Try this: add a picture to your comp, blur it 100px, and then connect the viewer node to it. Now try to make a mask while viewing the blured image, every time you move a point of the mask, Blender needs to recalculate (even though you are not doing anything with the mask yet) … thats completely nuts. And the hack to untick “use nodes” doesnt help here either.

2 Likes

Thanks clarifying @statix and @ManuelGrad

I’m looking into picking some tasks for the compositor. So far it seems performance is the biggest issue, so not sure if adding more nodes will make things significantly better at this stage. Also, some patches adding new nodes didn’t get any attention for a while (see D1984 and D2411).

It seems there are a lot of arguments against that approach so the revision for sampling based compositor has been abandoned.

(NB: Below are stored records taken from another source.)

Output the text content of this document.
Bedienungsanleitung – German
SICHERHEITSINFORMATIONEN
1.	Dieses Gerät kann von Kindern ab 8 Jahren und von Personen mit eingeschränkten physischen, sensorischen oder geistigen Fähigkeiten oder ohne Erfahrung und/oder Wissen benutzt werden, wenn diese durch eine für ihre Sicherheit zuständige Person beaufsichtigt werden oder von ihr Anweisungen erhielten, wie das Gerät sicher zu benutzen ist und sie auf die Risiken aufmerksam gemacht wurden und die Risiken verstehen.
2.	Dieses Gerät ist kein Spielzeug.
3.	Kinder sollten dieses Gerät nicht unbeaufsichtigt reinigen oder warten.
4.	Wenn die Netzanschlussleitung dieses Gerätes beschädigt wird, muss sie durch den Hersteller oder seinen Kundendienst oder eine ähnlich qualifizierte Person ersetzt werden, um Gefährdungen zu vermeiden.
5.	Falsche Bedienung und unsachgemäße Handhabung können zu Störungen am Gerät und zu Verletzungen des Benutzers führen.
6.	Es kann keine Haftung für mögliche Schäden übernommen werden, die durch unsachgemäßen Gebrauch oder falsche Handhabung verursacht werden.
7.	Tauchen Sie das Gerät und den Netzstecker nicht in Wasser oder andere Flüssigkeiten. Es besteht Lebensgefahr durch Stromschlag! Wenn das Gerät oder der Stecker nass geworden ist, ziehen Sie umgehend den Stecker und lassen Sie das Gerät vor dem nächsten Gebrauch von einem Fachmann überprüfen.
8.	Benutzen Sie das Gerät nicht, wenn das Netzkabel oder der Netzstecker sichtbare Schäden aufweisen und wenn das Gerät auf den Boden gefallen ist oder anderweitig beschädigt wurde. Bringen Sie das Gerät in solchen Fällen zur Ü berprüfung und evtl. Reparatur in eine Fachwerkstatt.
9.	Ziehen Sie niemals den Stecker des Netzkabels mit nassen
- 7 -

Which makes T81650 seem like the most promising way forward.

5 Likes

Please do this to Blender. Compositing is essential for great results and currently a nightmare to use. :frowning:

1 Like

I don’t understand why the team focuses on the VSE instead of the Compositor. Both should evolve equally in my opinion or Compositor should have a priority because its use cases are much more needed, for both still and animations. Right now it is seriously lacking on performance, which is the bigger problem.

2 Likes

I have noticed that with images with very high resolution the initializing execution before compositing is using half CPU threads:

2021-01-09_16-53

You have very great points, but please don’t be so disrespectful. There is no real compositor module owner with a concrete roadmap and ambition to make the compositor work in heavy production environments. We need to find someone for this positin or wait until someone from the current dev team has time.

Sounds great. Does it make sense contribute with smaller things so you get a better feeling with the workflow of the development? Your project sounds like a big task to integrate into Blender.

It wasn’t my intention to be disrespectful. I am a big fan of Blender, the community, and it’s developers. I started with version 2.36 if I remember correctly and since many years I use Blender on a daily basis.
No disrespect towards the developers, they kick ass … but compositing in Blender (at the moment) is just painful and feels too broken to repair if not started from scratch.